Main Article Content
Aims: To understand the relationship between what students understand to be their knowledge and what the educational system takes to be its knowledge. The latter appears to replace the former in some manner and it is this process which the article seeks to expose and comprehend. How does local custom come to be used as a vehicle for a wider and more anonymous set of pragmatic models?
Study Design: Philosophical analysis
Methodology: A series of questions that interrogate both the hermeneutic commentaries on pedagogy and critique the rationalized character of the education system are combined with an interpretive commentary.
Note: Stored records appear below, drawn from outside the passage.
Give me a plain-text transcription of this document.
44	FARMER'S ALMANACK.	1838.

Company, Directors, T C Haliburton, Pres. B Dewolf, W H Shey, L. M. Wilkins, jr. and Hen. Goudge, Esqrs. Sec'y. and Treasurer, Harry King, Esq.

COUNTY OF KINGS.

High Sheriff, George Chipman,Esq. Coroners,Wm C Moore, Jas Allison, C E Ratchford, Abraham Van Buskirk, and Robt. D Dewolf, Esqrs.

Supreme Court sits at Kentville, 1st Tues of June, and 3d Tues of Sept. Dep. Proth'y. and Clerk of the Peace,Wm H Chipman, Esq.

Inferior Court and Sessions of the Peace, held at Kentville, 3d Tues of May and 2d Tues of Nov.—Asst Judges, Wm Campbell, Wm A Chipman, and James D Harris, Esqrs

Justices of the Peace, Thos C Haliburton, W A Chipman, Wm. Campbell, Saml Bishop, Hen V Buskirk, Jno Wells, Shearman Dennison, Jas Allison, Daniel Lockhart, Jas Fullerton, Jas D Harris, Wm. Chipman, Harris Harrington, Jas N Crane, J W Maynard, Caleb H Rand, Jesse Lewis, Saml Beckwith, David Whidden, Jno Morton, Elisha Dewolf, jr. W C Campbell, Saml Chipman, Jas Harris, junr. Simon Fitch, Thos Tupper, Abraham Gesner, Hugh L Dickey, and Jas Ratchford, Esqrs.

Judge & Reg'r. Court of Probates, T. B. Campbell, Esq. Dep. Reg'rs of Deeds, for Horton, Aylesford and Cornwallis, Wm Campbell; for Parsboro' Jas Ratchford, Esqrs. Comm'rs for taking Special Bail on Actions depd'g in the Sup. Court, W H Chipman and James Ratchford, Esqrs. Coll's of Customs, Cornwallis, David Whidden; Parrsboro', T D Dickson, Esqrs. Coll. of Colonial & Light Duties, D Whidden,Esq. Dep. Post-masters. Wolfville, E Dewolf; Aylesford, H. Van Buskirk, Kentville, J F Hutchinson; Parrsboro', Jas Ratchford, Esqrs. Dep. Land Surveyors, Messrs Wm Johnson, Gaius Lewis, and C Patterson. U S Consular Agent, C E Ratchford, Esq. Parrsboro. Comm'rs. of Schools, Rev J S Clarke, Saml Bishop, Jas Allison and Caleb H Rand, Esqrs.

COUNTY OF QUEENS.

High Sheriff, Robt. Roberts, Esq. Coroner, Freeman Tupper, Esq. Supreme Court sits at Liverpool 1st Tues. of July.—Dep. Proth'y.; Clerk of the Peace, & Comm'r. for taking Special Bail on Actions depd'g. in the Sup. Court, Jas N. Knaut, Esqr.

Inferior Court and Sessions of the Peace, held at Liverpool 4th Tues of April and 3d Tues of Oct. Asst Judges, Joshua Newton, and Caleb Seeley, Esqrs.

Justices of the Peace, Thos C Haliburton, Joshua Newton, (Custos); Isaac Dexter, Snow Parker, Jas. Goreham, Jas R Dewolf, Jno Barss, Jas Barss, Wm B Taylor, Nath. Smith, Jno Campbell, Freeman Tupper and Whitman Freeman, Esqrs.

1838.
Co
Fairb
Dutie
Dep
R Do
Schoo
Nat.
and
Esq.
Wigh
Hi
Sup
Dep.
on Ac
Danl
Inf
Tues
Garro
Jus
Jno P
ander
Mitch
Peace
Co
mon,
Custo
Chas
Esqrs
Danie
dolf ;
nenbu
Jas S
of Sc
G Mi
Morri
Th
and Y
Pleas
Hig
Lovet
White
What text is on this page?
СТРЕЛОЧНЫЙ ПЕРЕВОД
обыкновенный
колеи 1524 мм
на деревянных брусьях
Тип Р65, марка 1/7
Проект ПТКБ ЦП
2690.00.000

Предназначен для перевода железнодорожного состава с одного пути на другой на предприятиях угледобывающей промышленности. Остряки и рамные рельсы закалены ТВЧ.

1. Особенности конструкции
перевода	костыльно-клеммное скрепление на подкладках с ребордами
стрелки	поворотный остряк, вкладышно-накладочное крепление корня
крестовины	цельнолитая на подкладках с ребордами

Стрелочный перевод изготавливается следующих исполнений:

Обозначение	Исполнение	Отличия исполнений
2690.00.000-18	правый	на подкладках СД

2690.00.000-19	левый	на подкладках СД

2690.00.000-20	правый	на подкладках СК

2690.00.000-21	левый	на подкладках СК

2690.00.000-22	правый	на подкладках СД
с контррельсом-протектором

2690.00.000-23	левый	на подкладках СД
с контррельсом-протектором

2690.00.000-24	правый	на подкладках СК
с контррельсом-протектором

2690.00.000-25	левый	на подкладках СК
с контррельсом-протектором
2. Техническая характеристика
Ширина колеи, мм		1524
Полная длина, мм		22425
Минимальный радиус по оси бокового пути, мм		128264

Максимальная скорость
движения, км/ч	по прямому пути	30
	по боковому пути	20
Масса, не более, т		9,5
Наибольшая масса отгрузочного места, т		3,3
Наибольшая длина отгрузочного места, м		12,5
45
Results: The techniques of instrumental praxis are taught and learned in educational systems by mimicking the forms of custom, the 'hexis' of primary socialization. A philosophical interrogation of this relationship yields a new sensibility: that the outcome of a practical wisdom, or phronesis, is short-circuited by the idea that praxis can be both uncritical and only content based. This extension of the norms and forms of what is customary into the formal education system allow the latter's contents to be digested as merely more advanced tools and skills for living in the everyday, rather than as an authentic praxis, the 'applied theory' which practices both critique and dialectic. The necessary relationship between experience and knowledge is thus lost, and the outcomes of educational systems tend to be a simple amassing of information or a technical ability that dangerously narrows the human project and forgets its condition.